Their college has a short history -- three years of classes, five graduates -- but for students and faculty at Minneapolis' tiny Vesper College, the mission is long-lasting, ecology- inspired architecture and permanent changes in art education.

The 18 students currently enrolled are pursuing two-year, teaching-focused MFAs in ecological architecture. That won't make them registered architects, but it will help them become teachers aware of where science, design and construction meet.

"Eco-architecture isn't a degree you can get just anywhere," said Steven Schmidgall, assistant professor at Vesper and construction administrator at BWBR Architects in St. Paul.

Schmidgall calls Vesper students pioneers: "The students are taking a little bit of a risk in taking part in a startup program like that. It's a unique program that needs to match up with unique students, with a set of skills and personalities that you don't just meet on the streets."

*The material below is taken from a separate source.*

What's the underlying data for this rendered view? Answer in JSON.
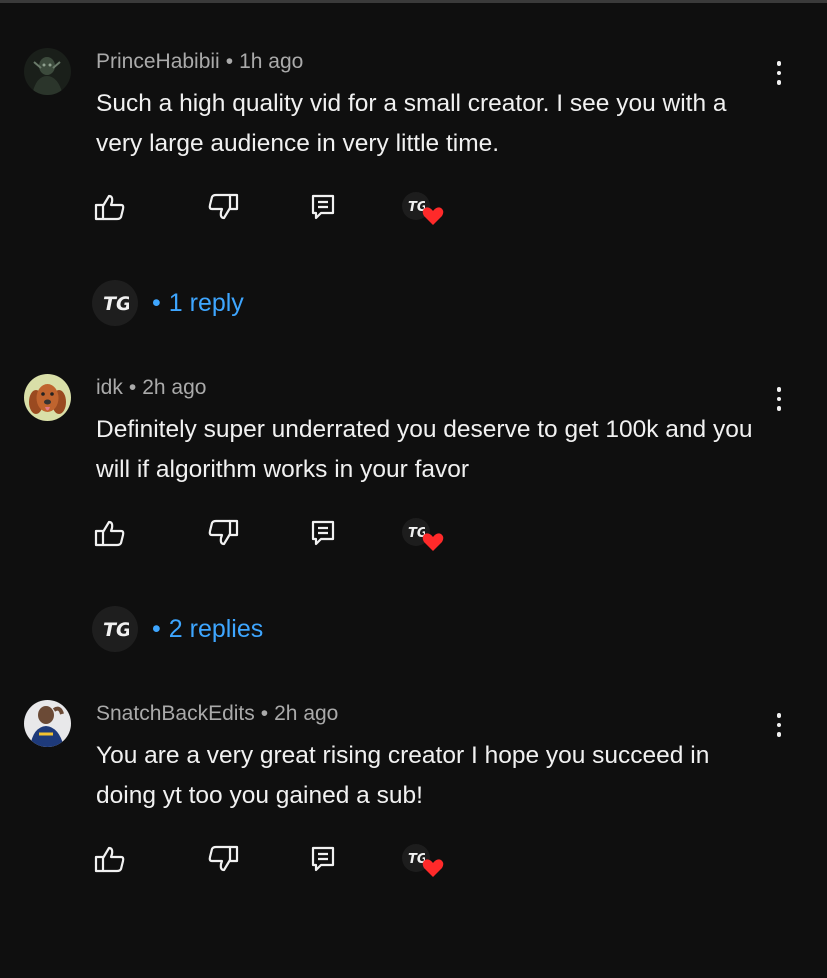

Recent weeks have marked a flurry of public exposure for the college and its students. The college gallery opened a monthlong juried show with guest artists. Seven Vesper students debuted a one-night artistic architecture exhibit at Art of This, the first such group showing beyond the college's gallery walls. And this weekend, student Kari Donlan opens her master of fine arts show at the college gallery.

Classes resume Sept. 9 in the college's "gentrified" 106-year-old building, which once housed Minneapolis' telephone operations and now stands as a symbol of college President Dan Noyes' vision of sustainability.

The building "has been around for 100 years -- you scrape it off, do a little cleaning and now it's ready for another 100 years," he said. "You just feel the warmth around you. You are in the earth because of the materiality around you."

The two floors of classroom and gallery space blend together, as marked by stones, sticks, ropes and metal wires and sheets that stand, branch, connect and hang from the walls and student workbenches.

Because students carry their drawings and designs all the way through construction, it's common to find computer-aided structural drawings alongside cloth webbing, feathers, piles of shells or a box of bird nests.

Student Jon Buck, 30, of Minneapolis, said he didn't often turn his designs into reality during undergraduate studies. Although Vesper could benefit from more client-connected projects, he said, the curriculum fits into his long-term goal of forming an architectural firm that does everything from design to construction.

"I had been dreaming up this idea of a college for years," said Noyes, who taught at the University of Minnesota, Augsburg College and Art Institutes of Minnesota.

His dream is to push students to connect the analytical with the artistic. It means finding "little gems by researching geology," and "running down a technical bunny hole until you find something poetic."

It also means peer-to-peer evaluations, mandatory (and social) Friday studio time for all students, courses in microclimates and a turquoise 1969 Chevy C-20 pickup truck available for students hauling raw materials.

Noyes wants 50 students enrolled in 10 years.

For now, he is focused on the gallery show, which includes 11 eco-minded artists presenting paintings, found objects and projects that blur the distinction between 2-D and 3-D.

He is also self-assessing before an accreditation visit next year, which could qualify the college for federal financial aid.

"We haven't gotten to the point where it's just going to take off and go by itself," Schmidgall said. "It still requires a lot of energy to maintain a good-sized student body."

Beata Morris, 28, of Minneapolis, was among the first five Vesper graduates. Her courses were scary in that they forced her to try new things, like cutting a hole through a house and designing a sculptural window to repair the hole.

"It's a very hands-on learning experience," Morris said. "That was the best: really knowing how to make things, how things come together."

Morris has returned to teaching interior design at the Art Institutes of Minnesota, but she thinks increasingly about what can be made from what has existed for thousands of years.

"Artists have been [thinking ecologically] all along," Noyes said. "They just need to be coaxed a little bit to emphasize the environmental aspects of their art."